Des critiques sur l’éthique et l’efficacité
Pour Ed Newton-Rex, fondateur de Fairly Trained, un organisme certifiant les pratiques des entreprises d’IA, Media Manager pourrait transférer une responsabilité disproportionnée aux créateurs. Il estime que peu d’entre eux entendraient parler de cet outil, encore moins l’utiliseraient, mais qu’OpenAI pourrait malgré tout s’en servir comme argument pour justifier l’utilisation des œuvres dans ses modèles.
D’autres avocats soulignent que même avec un outil performant, OpenAI ne serait pas exempt de responsabilités légales. « Les propriétaires de droits d’auteur n’ont pas à prévenir les entreprises avant que leurs œuvres ne soient utilisées sans permission », rappelle Evan Everist, spécialiste en droit d’auteur. En clair, Media Manager pourrait bien être davantage un coup de communication qu’une réelle avancée juridique.
Une question de priorités stratégiques
Face à ces défis, OpenAI semble miser sur d’autres stratégies.

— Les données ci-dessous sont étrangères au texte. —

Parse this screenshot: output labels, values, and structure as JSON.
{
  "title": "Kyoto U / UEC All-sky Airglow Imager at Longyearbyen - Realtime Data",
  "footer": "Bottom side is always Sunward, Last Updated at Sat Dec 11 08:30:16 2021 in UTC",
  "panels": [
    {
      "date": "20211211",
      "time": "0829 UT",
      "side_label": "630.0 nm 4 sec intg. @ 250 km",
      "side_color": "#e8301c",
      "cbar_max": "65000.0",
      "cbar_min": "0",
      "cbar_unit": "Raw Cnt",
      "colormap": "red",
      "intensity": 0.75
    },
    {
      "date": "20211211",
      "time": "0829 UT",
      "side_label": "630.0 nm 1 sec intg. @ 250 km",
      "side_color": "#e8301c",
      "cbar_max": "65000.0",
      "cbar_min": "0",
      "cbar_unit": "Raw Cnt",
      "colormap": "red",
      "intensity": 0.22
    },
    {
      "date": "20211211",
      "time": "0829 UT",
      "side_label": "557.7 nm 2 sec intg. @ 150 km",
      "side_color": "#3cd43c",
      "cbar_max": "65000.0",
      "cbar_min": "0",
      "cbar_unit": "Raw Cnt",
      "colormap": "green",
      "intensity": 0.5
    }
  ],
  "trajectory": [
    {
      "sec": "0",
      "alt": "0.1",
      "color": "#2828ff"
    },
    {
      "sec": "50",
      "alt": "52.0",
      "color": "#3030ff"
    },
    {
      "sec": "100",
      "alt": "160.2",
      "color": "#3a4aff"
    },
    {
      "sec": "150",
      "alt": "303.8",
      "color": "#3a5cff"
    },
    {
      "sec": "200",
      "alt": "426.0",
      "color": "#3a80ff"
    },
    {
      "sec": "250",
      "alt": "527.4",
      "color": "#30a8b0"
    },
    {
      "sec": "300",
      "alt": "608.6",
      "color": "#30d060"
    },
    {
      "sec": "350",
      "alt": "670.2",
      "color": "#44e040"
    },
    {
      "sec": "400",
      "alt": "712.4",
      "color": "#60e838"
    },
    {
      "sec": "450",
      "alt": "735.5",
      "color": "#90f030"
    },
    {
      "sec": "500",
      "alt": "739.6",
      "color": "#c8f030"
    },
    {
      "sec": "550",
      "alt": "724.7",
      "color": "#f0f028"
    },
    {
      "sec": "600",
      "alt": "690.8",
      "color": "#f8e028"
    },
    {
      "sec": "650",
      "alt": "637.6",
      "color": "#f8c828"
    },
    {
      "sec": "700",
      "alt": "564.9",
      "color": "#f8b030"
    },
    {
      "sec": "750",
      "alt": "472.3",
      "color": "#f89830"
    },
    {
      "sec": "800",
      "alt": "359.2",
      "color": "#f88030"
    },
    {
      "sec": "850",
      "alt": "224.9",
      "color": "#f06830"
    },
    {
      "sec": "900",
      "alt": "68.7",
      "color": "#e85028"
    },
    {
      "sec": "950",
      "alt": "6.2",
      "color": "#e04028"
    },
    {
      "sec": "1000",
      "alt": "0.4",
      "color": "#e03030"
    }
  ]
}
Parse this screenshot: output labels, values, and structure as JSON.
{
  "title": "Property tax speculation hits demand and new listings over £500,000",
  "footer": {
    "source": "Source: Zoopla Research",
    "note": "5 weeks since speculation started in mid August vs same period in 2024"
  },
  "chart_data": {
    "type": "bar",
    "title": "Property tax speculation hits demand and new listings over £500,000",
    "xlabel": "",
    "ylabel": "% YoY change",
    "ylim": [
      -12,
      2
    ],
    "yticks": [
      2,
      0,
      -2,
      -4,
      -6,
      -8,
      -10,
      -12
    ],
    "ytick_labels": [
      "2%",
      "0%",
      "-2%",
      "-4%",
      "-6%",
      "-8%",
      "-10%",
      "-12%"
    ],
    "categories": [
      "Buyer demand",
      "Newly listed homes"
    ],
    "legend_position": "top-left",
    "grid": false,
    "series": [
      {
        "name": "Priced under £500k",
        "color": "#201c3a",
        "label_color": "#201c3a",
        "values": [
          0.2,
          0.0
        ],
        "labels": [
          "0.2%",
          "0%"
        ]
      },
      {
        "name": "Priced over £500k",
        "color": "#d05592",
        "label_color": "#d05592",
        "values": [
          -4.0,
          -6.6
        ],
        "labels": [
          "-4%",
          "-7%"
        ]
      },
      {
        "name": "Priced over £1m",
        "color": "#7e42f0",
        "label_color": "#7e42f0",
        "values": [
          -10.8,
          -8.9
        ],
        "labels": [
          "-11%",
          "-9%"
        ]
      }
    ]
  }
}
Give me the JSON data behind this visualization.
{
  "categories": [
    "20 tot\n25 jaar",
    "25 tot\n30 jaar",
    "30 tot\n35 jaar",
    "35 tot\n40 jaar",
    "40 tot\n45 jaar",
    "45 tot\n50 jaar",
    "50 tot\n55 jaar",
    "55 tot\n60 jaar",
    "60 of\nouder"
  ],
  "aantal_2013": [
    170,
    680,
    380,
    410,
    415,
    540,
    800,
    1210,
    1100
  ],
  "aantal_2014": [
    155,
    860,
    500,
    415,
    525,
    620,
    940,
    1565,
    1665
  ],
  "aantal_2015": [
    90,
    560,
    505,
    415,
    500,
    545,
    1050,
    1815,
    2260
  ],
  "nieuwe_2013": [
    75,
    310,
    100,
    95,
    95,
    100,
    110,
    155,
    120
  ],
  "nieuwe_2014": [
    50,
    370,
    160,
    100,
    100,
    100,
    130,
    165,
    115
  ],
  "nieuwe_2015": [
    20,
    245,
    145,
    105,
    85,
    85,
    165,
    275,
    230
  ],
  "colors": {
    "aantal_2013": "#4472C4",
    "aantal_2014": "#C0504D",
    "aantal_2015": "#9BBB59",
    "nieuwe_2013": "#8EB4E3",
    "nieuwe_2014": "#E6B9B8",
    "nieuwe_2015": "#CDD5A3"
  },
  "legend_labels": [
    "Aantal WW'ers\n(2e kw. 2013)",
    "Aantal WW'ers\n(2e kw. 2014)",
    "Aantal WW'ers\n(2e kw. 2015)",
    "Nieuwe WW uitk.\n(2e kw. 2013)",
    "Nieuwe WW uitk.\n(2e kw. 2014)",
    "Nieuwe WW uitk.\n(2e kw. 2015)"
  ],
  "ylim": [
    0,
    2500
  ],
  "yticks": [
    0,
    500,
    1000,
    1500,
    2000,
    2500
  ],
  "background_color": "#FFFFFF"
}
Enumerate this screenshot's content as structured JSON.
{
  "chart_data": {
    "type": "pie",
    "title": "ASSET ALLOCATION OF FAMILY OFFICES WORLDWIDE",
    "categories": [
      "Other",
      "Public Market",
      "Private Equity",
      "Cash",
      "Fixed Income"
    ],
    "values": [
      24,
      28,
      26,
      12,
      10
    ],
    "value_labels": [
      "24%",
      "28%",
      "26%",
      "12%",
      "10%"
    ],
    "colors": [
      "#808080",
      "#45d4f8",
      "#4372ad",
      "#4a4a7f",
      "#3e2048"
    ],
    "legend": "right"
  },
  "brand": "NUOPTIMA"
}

La société affirme que des filtres internes empêchent ses modèles de reproduire directement des exemples d’entraînement, et elle continue de défendre la notion d’usage équitable (fair use) dans ses batailles judiciaires.
Cependant, les tribunaux pourraient ne pas partager cette vision. Les résultats de ces procès influenceront non seulement l’avenir d’OpenAI, mais également celui de l’ensemble de l’industrie de l’IA. En attendant, la promesse de Media Manager reste en suspens, laissant les créateurs face à leurs propres interrogations sur la manière de protéger leurs œuvres à l’ère de l’intelligence artificielle.
En conclusion, la gestion des droits d’auteur à l’ère des IA pose des questions éthiques et juridiques majeures. Pour les créateurs, il est essentiel de rester informés des évolutions et des recours disponibles. Si vous êtes concerné par ces enjeux, consultez des experts en propriété intellectuelle ou des organismes comme la SACEM ou le CNIL pour mieux protéger vos droits.